Não se sabe se Adam Smith ficou desiludido com a capacidade ética do ser humano, mas o fato é que, no livro “A Riqueza das Nações” (1776), ele se rendeu a realidade e mostrou que a economia (o mais correto seria chamar de egonomia) funciona a base de princípios egoísticos. Ele deu o seguinte exemplo de como funciona as forças de oferta e procura do mercado: “Não é da benevolência do padeiro, do açougueiro ou do cervejeiro que eu espero que saia o meu jantar, mas sim do empenho deles em promover seu auto-interesse”.

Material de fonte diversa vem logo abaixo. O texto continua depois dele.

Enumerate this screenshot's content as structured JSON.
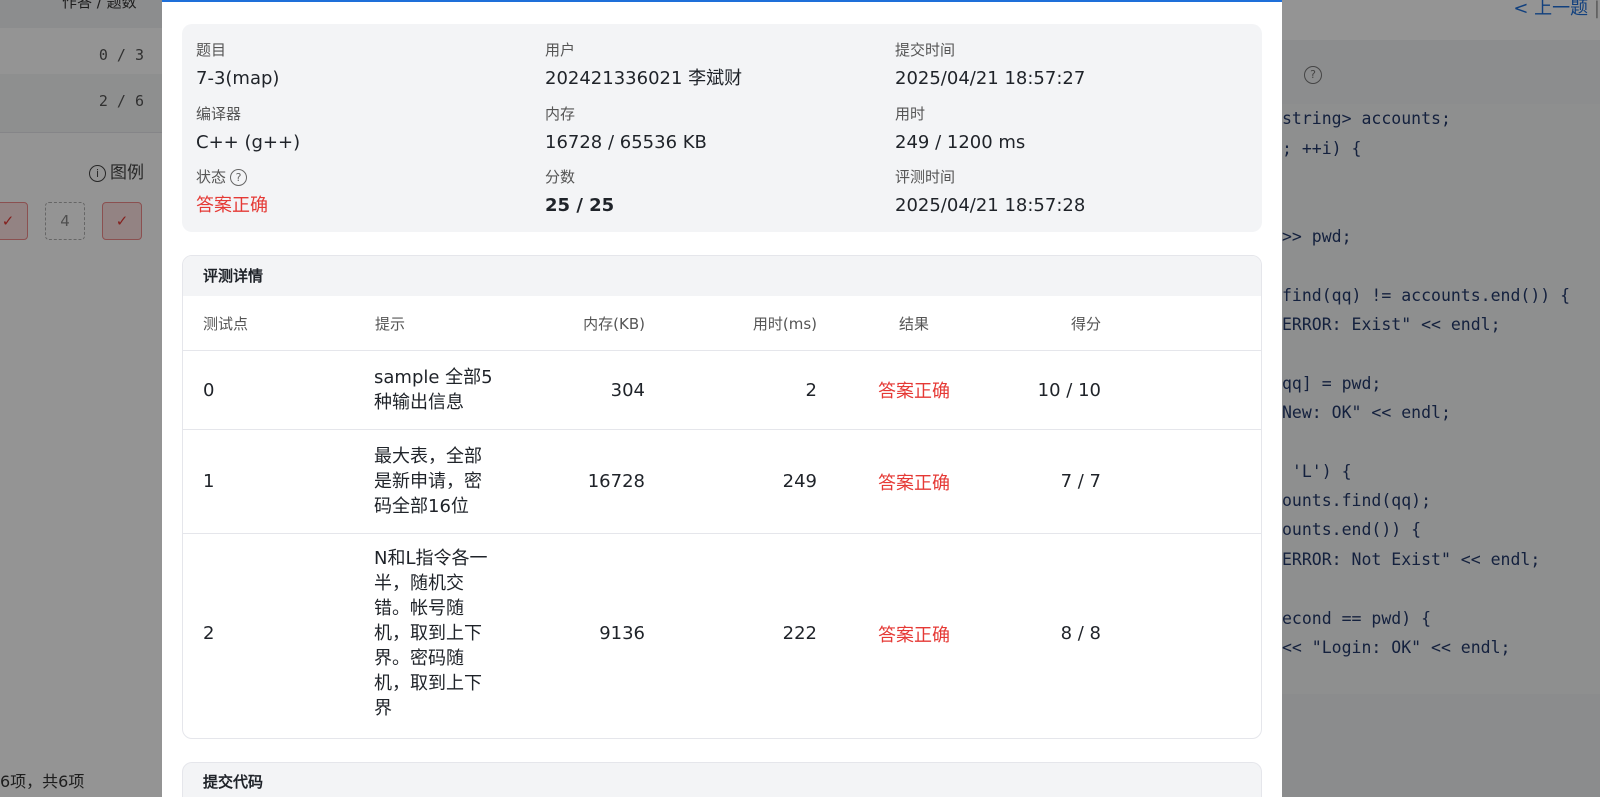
{
  "background": {
    "left_header": "作答 / 题数",
    "rows": [
      "0 / 3",
      "2 / 6"
    ],
    "legend_label": "图例",
    "chip_number": "4",
    "footer": "6项，共6项",
    "nav_prev": "< 上一题",
    "nav_next": "下",
    "code_lines": [
      "string> accounts;",
      "; ++i) {",
      "",
      ">> pwd;",
      "",
      "find(qq) != accounts.end()) {",
      "ERROR: Exist\" << endl;",
      "",
      "qq] = pwd;",
      "New: OK\" << endl;",
      "",
      " 'L') {",
      "ounts.find(qq);",
      "ounts.end()) {",
      "ERROR: Not Exist\" << endl;",
      "",
      "econd == pwd) {",
      "<< \"Login: OK\" << endl;"
    ]
  },
  "summary": {
    "problem_label": "题目",
    "problem": "7-3(map)",
    "user_label": "用户",
    "user": "202421336021 李斌财",
    "submit_time_label": "提交时间",
    "submit_time": "2025/04/21 18:57:27",
    "compiler_label": "编译器",
    "compiler": "C++ (g++)",
    "memory_label": "内存",
    "memory": "16728 / 65536 KB",
    "time_label": "用时",
    "time": "249 / 1200 ms",
    "status_label": "状态",
    "status": "答案正确",
    "score_label": "分数",
    "score": "25 / 25",
    "judge_time_label": "评测时间",
    "judge_time": "2025/04/21 18:57:28"
  },
  "details": {
    "title": "评测详情",
    "columns": [
      "测试点",
      "提示",
      "内存(KB)",
      "用时(ms)",
      "结果",
      "得分"
    ],
    "rows": [
      {
        "id": "0",
        "hint": "sample 全部5种输出信息",
        "memory": "304",
        "time": "2",
        "result": "答案正确",
        "score": "10 / 10"
      },
      {
        "id": "1",
        "hint": "最大表，全部是新申请，密码全部16位",
        "memory": "16728",
        "time": "249",
        "result": "答案正确",
        "score": "7 / 7"
      },
      {
        "id": "2",
        "hint": "N和L指令各一半，随机交错。帐号随机，取到上下界。密码随机，取到上下界",
        "memory": "9136",
        "time": "222",
        "result": "答案正确",
        "score": "8 / 8"
      }
    ]
  },
  "code_section": {
    "title": "提交代码"
  },
  "colors": {
    "accent": "#1e6fd9",
    "success_red": "#e53935"
  }
}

Ou seja, o padeiro, o açougueiro e o cervejeiro vendem pão, carne e cerveja não só para satisfazer a fome e a sede dos seus clientes, mas para gerar o lucro necessário para as suas próprias sobrevivências. Num ambiente de livre competição, os clientes vão procurar os melhores produtos com os menores preços e os produtores e comerciantes vão buscar conquistar o maior número de clientes – atendendo suas necessidades, preferências e menor preço – pois o lucro unitário pode cair, mas o lucro total aumenta com o aumento das vendas. Smith mostrou que o trabalho é a fonte da riqueza e a maior eficiência provocada pela divisão e extensão do mercado seriam uma enorme fonte de riqueza, para qualquer nação que adotasse os princípios da livre competição.

Evidentemente, este sistema que tem como referência o livre-mercado, por todos os locais por onde foi adotado, se tornou muito mais eficiente do que o sistema feudal e mercantilista. O argumento central é que, por meio de uma mão invisível, a busca individual e egoística pelo auto-interesse possibilita o enriquecimento e o bem-estar de toda a sociedade. Na medida em que, por meio de uma maior divisão do trabalho, todos buscam produzir bens e serviços de melhor qualidade e de menor preço – incorporando a educação ao capital humano e incorporando ciência e tecnologia ao capital fixo – o resultado é um padrão de vida mais elevado e um maior bem-estar material da sociedade.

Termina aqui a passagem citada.